A colonoscopy was classified as surveillance if performed for follow-up of previously detected polyps; ‘definite’ diagnostic if used to work-up a positive FOBT, a mass or other abnormal finding; ‘probable’ diagnostic if the medical records noted clinical conditions that were deemed to represent a high pretest probability for CRC, such as rectal bleeding; ‘possible’ diagnostic if the only documented reasons were non-specific medical conditions such as diarrhea or abdominal pain; or ‘probable’ screening if both non-specific symptoms and screening were recorded. The indication was considered ‘high-risk’ screening if the test was performed for screening and the patient had a first-degree relative diagnosed with CRC before age 50, two or more second-degree relatives diagnosed at any age, or other familial syndromes. The indication was considered ‘definite’ average-risk screening if screening was recorded and none of the CRC conditions or risk factors noted above were recorded. The indication was considered unknown if the reason was not specifically documented.
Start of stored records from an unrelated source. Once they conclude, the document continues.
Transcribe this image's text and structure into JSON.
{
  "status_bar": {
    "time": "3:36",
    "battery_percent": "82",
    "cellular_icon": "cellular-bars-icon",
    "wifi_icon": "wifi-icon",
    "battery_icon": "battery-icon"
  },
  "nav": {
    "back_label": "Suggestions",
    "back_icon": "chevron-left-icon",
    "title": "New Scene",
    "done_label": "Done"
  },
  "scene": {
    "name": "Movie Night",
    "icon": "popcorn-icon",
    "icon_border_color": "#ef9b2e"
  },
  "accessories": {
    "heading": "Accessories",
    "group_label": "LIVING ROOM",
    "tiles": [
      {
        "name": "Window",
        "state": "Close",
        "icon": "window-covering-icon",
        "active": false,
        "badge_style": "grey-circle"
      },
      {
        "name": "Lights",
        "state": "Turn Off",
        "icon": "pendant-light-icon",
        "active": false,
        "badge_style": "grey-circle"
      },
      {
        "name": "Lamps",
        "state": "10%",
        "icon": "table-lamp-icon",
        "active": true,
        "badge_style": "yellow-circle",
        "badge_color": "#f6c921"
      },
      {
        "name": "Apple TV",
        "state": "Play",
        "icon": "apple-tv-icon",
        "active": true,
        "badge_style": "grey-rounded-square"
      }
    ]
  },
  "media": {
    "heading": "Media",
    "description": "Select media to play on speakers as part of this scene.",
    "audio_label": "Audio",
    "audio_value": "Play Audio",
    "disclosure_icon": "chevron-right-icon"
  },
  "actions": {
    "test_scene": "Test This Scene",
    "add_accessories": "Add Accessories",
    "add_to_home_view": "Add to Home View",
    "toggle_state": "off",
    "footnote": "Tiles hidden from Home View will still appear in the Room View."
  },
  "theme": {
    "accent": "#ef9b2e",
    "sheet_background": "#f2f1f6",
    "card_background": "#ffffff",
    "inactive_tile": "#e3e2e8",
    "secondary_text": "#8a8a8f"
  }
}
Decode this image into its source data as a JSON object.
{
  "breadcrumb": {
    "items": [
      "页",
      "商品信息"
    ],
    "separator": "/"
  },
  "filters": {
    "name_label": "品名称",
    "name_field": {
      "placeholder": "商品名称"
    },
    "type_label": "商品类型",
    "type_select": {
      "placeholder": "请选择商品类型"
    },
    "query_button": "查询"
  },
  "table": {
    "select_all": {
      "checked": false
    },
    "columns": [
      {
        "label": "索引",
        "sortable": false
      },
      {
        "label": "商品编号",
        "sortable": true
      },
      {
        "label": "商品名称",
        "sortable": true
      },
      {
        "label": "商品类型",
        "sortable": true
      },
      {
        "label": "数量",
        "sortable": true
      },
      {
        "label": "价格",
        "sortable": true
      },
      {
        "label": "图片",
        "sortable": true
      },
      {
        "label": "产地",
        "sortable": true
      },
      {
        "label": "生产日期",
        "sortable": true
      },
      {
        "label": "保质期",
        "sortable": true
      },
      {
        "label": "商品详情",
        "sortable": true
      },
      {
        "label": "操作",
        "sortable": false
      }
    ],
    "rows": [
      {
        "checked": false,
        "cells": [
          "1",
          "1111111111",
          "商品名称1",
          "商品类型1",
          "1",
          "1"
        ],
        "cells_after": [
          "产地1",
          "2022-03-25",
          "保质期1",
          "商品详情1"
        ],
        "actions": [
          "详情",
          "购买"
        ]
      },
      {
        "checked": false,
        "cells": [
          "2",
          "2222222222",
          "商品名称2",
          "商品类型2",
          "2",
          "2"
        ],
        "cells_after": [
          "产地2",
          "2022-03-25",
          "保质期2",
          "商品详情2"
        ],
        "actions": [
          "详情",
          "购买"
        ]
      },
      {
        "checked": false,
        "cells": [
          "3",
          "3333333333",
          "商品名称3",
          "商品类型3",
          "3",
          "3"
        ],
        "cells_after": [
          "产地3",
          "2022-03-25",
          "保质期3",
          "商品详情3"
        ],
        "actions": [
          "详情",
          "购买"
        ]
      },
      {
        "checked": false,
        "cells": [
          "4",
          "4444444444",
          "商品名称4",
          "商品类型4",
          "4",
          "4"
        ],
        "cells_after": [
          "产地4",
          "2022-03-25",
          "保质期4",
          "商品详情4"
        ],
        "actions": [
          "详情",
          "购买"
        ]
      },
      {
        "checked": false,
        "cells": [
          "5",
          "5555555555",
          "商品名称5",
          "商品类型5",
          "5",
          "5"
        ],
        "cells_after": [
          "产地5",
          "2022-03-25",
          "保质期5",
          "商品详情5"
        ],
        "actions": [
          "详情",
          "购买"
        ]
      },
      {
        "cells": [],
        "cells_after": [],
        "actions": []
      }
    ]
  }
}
The algorithm assigned each test a single indication irrespective of the number of reasons (or missing data) recorded by chart auditors (see Figure 2). We therefore identified tests that could have been misclassified in order to review all available indication-related data. This review was conducted in two steps. The first step determined whether or not a particular test required a formal review by an adjudication panel of experts. Tests were selected for the first-tier review if more than one indication could be assigned, or indication was unknown in all data sources (Figure 2). For instance, a test was selected for review if the referral note recorded both constipation and average-risk screening or the indication differed (including unknown) across data sources (i.e., classified as ‘probable’ diagnostic based on referral note but ‘probable’ screening from progress notes). Because non-coded information was not included in the algorithm, we also reviewed all tests that had data in relevant free-text variables.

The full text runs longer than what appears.